Shopify / ghostferry

The swiss army knife of live data migrations
https://shopify.github.io/ghostferry
MIT License
747 stars 70 forks source link

Abort on DDL in binlog stream #320

Closed insom closed 1 year ago

insom commented 2 years ago

related to https://github.com/Shopify/ghostferry/issues/318

Co-authored-by: Pawan Dubey pawan.dubey@shopify.com

insom commented 2 years ago
Please report a bug if this causes problems.
Started with run options -n test_copy_data_with_alter_fails_part_way_through --seed 36007

TrivialIntegrationTests
  test_copy_data_with_alter_fails_part_way_through                PASS (2.02s)

Finished in 2.08223s
1 tests, 1 assertions, 0 failures, 0 errors, 0 skips

The ruby tests are failing CI due to timeouts, but I don't think it's because of changes we've introduced.

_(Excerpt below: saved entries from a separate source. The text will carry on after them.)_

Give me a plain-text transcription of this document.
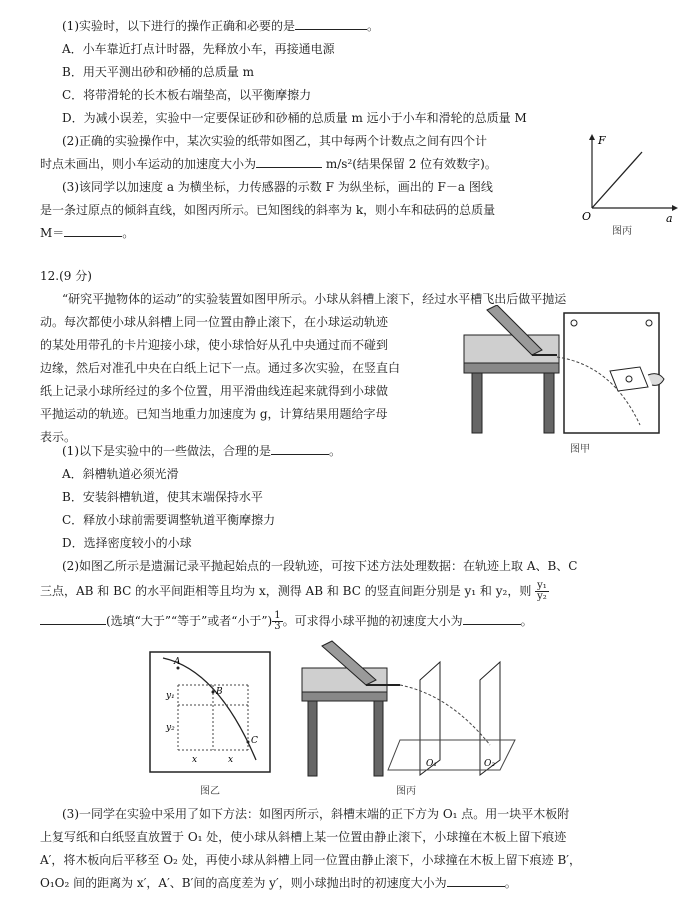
(1)实验时，以下进行的操作正确和必要的是	。
A．小车靠近打点计时器，先释放小车，再接通电源
B．用天平测出砂和砂桶的总质量 m
C．将带滑轮的长木板右端垫高，以平衡摩擦力
D．为减小误差，实验中一定要保证砂和砂桶的总质量 m 远小于小车和滑轮的总质量 M
(2)正确的实验操作中，某次实验的纸带如图乙，其中每两个计数点之间有四个计
时点未画出，则小车运动的加速度大小为	m/s²(结果保留 2 位有效数字)。
(3)该同学以加速度 a 为横坐标，力传感器的示数 F 为纵坐标，画出的 F－a 图线
是一条过原点的倾斜直线，如图丙所示。已知图线的斜率为 k，则小车和砝码的总质量
M＝	。
F
O	a
图丙
12.(9 分)
“研究平抛物体的运动”的实验装置如图甲所示。小球从斜槽上滚下，经过水平槽飞出后做平抛运
动。每次都使小球从斜槽上同一位置由静止滚下，在小球运动轨迹
的某处用带孔的卡片迎接小球，使小球恰好从孔中央通过而不碰到
边缘，然后对准孔中央在白纸上记下一点。通过多次实验，在竖直白
纸上记录小球所经过的多个位置，用平滑曲线连起来就得到小球做
平抛运动的轨迹。已知当地重力加速度为 g，计算结果用题给字母
表示。
图甲
(1)以下是实验中的一些做法，合理的是	。
A．斜槽轨道必须光滑
B．安装斜槽轨道，使其末端保持水平
C．释放小球前需要调整轨道平衡摩擦力
D．选择密度较小的小球
(2)如图乙所示是遗漏记录平抛起始点的一段轨迹，可按下述方法处理数据：在轨迹上取 A、B、C
三点，AB 和 BC 的水平间距相等且均为 x，测得 AB 和 BC 的竖直间距分别是 y₁ 和 y₂，则 $\frac{\text{y₁}}{\text{y₂}}$
(选填“大于”“等于”或者“小于”) $\frac{1}{3}$ 。可求得小球平抛的初速度大小为	。
A
B
C
y₁
y₂
x	x
图乙
O₁	O₂
图丙
(3)一同学在实验中采用了如下方法：如图丙所示，斜槽末端的正下方为 O₁ 点。用一块平木板附
上复写纸和白纸竖直放置于 O₁ 处，使小球从斜槽上某一位置由静止滚下，小球撞在木板上留下痕迹
A′，将木板向后平移至 O₂ 处，再使小球从斜槽上同一位置由静止滚下，小球撞在木板上留下痕迹 B′，
O₁O₂ 间的距离为 x′，A′、B′间的高度差为 y′，则小球抛出时的初速度大小为	。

We've moved the integration test from the deprecated Go section to being written in Ruby. This causes the early termination of Ghostferry, which lets the test pass.

We've also rewritten things to use a smaller SQL parser (although it is still not a trivial dependency). Shiv and I have looked at the SQL parser landscape and a correct parser is simply going to be a large dependency (vs. doing something with regex which I strongly dislike).

In the future, now that we have a parser, I could see this being used to check if a DDL is happening to a table which is in the allow list / deny list, for example.

Alternatively, if we don't want to have this dependency at all, then I think action that's taken on QueryEvent could take a callback, and then other implementers who are using Ghostferry as a library could choose to do the parsing in their own code base?

shuhaowu commented 2 years ago

I'm okay with this dependency for now. I would make the DDL event a callback instead of erroring right here. As you mentioned, we can pass the event based on the filters passed to Ghostferry as well, but we can do that in a follow up PR if you would like.